Flux RSS : Revenu de Solidarité Sexuel ?


J'ai pris connaissance sur LEGALIS.NET d'un nouveau référé concernant la responsabilité de l'éditeur d'un site internet pour la mise en ligne de flux RSS. Le petit nom de l'affaire est celui-ci : Tribunal de grande instance de Paris Ordonnance de référé 15 décembre 2008, Claire L. dit K. / Mehdi K.

Sur le fond, rien de bien nouveau. Un site à vocation pornographique diffuse sur ses pages des flux RSS provenant d'autres sites. Ces flux d'informations sont automatisés et mis à jour en temps réel au fur et à mesure des nouvelles publications des sites à l'origine de ces flux.

Or, l'un d'eux a mis en ligne des photos d'une actrice associées à des commentaires dont on imagine la nature et surtout accompagnées d'une proposition de téléchargement de vidéos.

En substance, la solution du magistrat ne change pas puisque l'éditeur du site diffusant l'information sous la forme du flux RSS (nous parlons donc bien ici du site accueillant le flux RSS) est retenu pour atteinte au droit à l'image.

La question est toujours sujette à contestation car, à proprement parler, l'éditeur du site diffusant les flux ne choisit pas de diffuser ou non l'information. Celle-ci est automatiquement diffusée sur le site sans que l'éditeur puisse donner son avis.
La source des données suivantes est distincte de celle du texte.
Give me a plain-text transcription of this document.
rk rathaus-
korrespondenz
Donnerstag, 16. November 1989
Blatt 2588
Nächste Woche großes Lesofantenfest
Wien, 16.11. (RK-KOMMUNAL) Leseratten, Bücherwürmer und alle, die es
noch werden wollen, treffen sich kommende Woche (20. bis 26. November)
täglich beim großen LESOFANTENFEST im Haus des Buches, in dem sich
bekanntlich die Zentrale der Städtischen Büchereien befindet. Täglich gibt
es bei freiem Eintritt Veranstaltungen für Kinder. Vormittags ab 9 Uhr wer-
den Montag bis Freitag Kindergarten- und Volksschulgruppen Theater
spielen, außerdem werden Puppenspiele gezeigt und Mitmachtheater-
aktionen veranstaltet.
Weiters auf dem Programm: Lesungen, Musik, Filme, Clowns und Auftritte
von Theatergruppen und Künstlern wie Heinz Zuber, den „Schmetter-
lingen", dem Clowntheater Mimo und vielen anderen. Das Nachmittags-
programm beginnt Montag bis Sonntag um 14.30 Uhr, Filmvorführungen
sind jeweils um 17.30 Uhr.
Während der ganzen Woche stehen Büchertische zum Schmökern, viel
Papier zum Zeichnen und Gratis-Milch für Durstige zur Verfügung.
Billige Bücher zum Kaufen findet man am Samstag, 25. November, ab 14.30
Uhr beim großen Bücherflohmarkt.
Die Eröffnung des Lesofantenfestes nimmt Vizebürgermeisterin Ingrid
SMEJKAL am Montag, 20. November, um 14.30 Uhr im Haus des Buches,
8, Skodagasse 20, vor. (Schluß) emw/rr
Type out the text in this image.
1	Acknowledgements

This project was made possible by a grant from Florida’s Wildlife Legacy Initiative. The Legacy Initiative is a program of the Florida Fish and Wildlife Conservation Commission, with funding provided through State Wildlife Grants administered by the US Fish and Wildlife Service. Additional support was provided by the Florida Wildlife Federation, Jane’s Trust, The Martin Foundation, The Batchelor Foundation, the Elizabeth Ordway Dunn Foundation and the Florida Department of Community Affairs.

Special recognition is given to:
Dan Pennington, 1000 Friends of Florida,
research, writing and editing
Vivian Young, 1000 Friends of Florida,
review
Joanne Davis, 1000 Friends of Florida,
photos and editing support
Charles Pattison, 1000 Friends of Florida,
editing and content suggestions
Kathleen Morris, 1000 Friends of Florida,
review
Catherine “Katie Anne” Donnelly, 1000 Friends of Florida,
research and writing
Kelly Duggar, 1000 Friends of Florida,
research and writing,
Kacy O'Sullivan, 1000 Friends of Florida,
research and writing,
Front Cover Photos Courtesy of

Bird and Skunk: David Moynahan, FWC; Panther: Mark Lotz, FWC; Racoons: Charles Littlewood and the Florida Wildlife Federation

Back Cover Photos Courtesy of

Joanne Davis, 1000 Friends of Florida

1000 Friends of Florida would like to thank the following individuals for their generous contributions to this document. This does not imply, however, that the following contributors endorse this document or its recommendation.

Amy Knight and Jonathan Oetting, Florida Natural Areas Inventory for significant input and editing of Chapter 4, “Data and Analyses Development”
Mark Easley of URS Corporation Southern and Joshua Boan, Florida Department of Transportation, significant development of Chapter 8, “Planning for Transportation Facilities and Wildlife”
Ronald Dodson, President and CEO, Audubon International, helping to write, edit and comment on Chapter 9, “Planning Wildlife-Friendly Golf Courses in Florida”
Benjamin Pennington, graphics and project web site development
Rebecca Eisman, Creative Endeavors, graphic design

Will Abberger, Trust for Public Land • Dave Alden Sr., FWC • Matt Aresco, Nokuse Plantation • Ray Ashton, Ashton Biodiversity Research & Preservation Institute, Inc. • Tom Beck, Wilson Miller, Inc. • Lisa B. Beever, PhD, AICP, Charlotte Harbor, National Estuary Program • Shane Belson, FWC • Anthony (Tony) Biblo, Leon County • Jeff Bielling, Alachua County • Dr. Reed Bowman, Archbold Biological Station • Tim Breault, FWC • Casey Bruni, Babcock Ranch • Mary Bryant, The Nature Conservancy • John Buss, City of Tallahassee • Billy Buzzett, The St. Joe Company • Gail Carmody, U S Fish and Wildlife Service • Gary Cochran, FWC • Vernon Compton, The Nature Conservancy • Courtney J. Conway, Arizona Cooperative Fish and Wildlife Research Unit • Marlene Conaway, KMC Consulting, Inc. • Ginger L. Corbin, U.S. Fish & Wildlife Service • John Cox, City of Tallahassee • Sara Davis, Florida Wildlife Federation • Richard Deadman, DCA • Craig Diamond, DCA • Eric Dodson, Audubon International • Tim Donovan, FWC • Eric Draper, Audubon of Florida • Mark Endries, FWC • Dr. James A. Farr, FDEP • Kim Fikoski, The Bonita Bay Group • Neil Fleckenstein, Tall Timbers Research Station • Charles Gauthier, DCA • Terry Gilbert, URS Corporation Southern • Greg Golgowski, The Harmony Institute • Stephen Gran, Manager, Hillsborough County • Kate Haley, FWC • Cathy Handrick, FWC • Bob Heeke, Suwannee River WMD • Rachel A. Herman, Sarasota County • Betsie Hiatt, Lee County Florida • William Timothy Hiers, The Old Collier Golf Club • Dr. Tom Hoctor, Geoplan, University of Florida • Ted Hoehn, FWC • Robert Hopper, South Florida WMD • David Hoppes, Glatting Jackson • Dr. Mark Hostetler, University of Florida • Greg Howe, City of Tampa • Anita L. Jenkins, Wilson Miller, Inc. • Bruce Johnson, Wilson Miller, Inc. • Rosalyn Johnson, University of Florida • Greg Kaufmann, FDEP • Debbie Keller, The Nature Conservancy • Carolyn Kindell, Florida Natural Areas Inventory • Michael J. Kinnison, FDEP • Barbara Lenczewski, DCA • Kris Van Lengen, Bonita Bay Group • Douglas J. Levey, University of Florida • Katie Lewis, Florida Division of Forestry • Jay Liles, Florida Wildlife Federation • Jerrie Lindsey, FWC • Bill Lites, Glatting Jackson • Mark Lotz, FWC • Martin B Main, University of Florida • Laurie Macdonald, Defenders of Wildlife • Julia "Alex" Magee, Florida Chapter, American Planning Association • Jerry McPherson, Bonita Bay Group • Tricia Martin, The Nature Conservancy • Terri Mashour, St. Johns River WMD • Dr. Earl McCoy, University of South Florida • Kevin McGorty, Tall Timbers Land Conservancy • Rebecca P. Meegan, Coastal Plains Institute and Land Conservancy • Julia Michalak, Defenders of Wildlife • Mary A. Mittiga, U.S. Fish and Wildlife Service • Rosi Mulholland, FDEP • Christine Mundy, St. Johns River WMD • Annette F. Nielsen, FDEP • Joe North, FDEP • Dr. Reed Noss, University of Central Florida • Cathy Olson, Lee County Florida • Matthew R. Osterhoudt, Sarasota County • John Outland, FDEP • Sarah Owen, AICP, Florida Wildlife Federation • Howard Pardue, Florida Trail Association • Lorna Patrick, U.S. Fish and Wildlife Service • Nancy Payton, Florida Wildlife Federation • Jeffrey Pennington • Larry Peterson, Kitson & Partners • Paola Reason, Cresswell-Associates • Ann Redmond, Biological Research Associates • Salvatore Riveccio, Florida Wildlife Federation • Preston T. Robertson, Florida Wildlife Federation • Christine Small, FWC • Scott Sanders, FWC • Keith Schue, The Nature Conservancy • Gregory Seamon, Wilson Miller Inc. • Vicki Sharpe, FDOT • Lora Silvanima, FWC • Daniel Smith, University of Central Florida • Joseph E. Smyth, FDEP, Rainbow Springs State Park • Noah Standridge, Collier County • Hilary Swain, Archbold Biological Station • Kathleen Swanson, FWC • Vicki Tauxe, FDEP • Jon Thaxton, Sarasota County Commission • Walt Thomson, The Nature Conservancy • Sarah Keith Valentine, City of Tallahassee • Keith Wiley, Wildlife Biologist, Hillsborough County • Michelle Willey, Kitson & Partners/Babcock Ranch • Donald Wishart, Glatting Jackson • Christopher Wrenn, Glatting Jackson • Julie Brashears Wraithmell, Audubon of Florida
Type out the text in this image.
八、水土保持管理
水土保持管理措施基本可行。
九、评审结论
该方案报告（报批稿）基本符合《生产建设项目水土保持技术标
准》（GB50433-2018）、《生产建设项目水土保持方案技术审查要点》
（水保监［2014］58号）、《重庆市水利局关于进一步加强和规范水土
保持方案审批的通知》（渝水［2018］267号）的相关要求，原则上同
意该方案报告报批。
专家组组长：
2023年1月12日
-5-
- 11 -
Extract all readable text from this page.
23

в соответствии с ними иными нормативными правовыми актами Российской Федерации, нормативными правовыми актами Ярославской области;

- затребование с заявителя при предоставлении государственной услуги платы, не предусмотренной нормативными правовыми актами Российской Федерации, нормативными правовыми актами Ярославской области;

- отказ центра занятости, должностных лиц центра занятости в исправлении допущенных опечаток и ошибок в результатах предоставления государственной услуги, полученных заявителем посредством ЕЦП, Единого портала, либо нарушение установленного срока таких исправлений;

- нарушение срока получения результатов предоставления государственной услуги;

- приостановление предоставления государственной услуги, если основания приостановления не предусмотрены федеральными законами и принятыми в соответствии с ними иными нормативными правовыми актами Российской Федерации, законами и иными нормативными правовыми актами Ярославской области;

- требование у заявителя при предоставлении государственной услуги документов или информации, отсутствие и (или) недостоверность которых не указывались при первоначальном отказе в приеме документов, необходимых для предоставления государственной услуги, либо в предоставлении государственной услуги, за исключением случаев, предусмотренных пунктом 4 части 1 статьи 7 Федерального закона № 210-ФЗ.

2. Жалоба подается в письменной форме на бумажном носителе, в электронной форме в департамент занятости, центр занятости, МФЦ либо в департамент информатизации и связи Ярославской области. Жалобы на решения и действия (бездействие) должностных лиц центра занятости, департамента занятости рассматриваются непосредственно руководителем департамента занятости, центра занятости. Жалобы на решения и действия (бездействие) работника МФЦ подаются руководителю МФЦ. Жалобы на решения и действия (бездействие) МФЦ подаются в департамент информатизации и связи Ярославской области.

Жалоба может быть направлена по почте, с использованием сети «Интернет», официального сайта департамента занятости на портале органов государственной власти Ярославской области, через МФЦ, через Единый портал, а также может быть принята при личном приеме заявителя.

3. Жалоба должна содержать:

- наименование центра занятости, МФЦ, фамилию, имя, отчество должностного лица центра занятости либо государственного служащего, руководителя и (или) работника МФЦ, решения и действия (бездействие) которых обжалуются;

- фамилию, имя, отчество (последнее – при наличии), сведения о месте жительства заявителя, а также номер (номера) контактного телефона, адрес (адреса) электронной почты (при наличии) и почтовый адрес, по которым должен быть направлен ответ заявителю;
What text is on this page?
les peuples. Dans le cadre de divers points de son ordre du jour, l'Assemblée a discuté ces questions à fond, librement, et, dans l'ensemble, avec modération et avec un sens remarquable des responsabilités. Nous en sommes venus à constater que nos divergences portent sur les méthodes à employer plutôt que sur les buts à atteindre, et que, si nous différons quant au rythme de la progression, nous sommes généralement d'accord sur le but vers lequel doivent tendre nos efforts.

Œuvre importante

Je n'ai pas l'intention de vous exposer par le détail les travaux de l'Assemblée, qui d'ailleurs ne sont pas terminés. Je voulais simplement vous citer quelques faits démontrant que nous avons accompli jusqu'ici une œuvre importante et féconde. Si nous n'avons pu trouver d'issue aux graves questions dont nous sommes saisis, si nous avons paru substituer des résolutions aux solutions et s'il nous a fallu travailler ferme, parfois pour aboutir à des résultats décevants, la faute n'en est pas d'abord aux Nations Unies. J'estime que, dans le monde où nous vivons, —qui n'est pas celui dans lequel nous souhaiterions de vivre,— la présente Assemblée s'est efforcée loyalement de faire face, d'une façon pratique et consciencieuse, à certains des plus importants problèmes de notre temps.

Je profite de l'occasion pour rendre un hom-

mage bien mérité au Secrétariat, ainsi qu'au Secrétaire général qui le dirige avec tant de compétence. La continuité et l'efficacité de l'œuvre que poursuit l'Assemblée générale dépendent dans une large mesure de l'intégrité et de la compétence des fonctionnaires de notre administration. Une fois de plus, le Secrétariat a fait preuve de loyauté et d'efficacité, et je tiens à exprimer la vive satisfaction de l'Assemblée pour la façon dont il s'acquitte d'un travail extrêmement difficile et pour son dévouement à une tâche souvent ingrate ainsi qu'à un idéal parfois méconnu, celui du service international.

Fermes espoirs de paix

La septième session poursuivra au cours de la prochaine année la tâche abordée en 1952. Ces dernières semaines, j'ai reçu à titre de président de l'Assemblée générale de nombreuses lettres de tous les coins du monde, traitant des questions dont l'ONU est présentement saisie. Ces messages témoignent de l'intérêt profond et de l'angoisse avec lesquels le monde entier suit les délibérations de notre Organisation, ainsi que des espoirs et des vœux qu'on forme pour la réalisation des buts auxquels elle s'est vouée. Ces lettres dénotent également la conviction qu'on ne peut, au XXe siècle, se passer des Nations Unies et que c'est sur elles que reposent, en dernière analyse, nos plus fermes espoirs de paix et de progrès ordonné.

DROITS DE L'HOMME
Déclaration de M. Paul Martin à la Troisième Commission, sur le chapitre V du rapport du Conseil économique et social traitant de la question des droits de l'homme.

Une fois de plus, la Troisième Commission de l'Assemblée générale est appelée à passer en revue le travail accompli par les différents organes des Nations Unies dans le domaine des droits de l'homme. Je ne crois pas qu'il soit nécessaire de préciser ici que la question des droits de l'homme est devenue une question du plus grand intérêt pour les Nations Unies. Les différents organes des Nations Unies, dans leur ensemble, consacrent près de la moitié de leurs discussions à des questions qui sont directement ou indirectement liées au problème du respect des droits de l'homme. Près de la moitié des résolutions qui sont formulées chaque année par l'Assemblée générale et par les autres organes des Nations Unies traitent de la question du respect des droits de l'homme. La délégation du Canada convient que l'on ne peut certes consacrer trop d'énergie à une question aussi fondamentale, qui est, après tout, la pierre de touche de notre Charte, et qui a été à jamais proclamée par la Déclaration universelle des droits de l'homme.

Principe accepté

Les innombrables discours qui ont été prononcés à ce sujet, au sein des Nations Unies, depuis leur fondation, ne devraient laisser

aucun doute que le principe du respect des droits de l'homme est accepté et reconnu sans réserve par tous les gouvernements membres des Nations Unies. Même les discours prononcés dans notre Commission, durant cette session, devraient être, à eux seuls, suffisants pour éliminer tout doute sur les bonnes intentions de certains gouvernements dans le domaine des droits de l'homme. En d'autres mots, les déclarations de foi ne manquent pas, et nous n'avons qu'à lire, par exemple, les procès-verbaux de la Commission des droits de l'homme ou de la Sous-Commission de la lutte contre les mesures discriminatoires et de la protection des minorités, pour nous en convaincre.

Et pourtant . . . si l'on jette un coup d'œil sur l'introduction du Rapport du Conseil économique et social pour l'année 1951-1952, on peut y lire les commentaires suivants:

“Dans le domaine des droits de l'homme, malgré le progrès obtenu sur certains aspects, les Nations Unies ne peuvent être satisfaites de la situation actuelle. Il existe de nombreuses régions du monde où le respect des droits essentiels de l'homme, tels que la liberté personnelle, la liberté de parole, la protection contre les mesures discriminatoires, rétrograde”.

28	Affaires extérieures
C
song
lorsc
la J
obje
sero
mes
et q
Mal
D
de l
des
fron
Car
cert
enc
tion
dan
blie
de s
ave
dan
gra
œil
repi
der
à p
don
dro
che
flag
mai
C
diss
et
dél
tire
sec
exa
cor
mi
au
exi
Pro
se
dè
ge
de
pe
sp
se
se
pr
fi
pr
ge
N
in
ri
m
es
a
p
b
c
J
En cas d'assignation, l'éditeur du site de diffusion est toujours tenté de se défendre en se réclamant du statut d'hébergeur. Après tout, cela fonctionne bien pour des sites 2.0 type FUZZ, pourquoi pas nous ?

Il est vrai qu'en fonctionnant par comparaison, dans les deux cas l'éditeur du site ne maîtrise pas le contenu qui est affiché. Un directeur de la publication est censé lire les articles avant qu'ils ne soient diffusés. Rien de tout cela dans le cas d'un flux RSS ou d'un "Dig-Like".

Néanmoins, les choses ne sont pas tout à fait comparables dans les faits. Dans le cas d'un flux RSS, les fils d'information sont édités par un autre site. Dans le cas d'un site dit "2.0", l'information est mise en ligne par les internautes directement. Il semble que les juges s'arrêtent à cette distinction qui leur permet de considérer que le choix du flux RSS est en soi un choix éditorial.

Ainsi, certains sites opéreraient des sélections thématiques de flux RSS. Exemple avec notre affaire dont le nom de domaine était www.rocco-siffredi-nu.com (ne cherchez pas, il n'est plus en ligne :) ) et agrémenté de slogans du type : “des vidéos porno de folie” (si je n'améliore pas mon référencement avec ça il n'y a plus de justice !)

Evidemment, le responsable du site (j'hésite à utiliser le mot "éditeur") fait une sélection de flux RSS compatibles avec la marchandise annoncée (de la fesse ! Pour ceux qui n'ont rien suivi :) ). C'est là leur seule et unique valeur ajoutée. Ensuite, il s'agit essentiellement de référencement.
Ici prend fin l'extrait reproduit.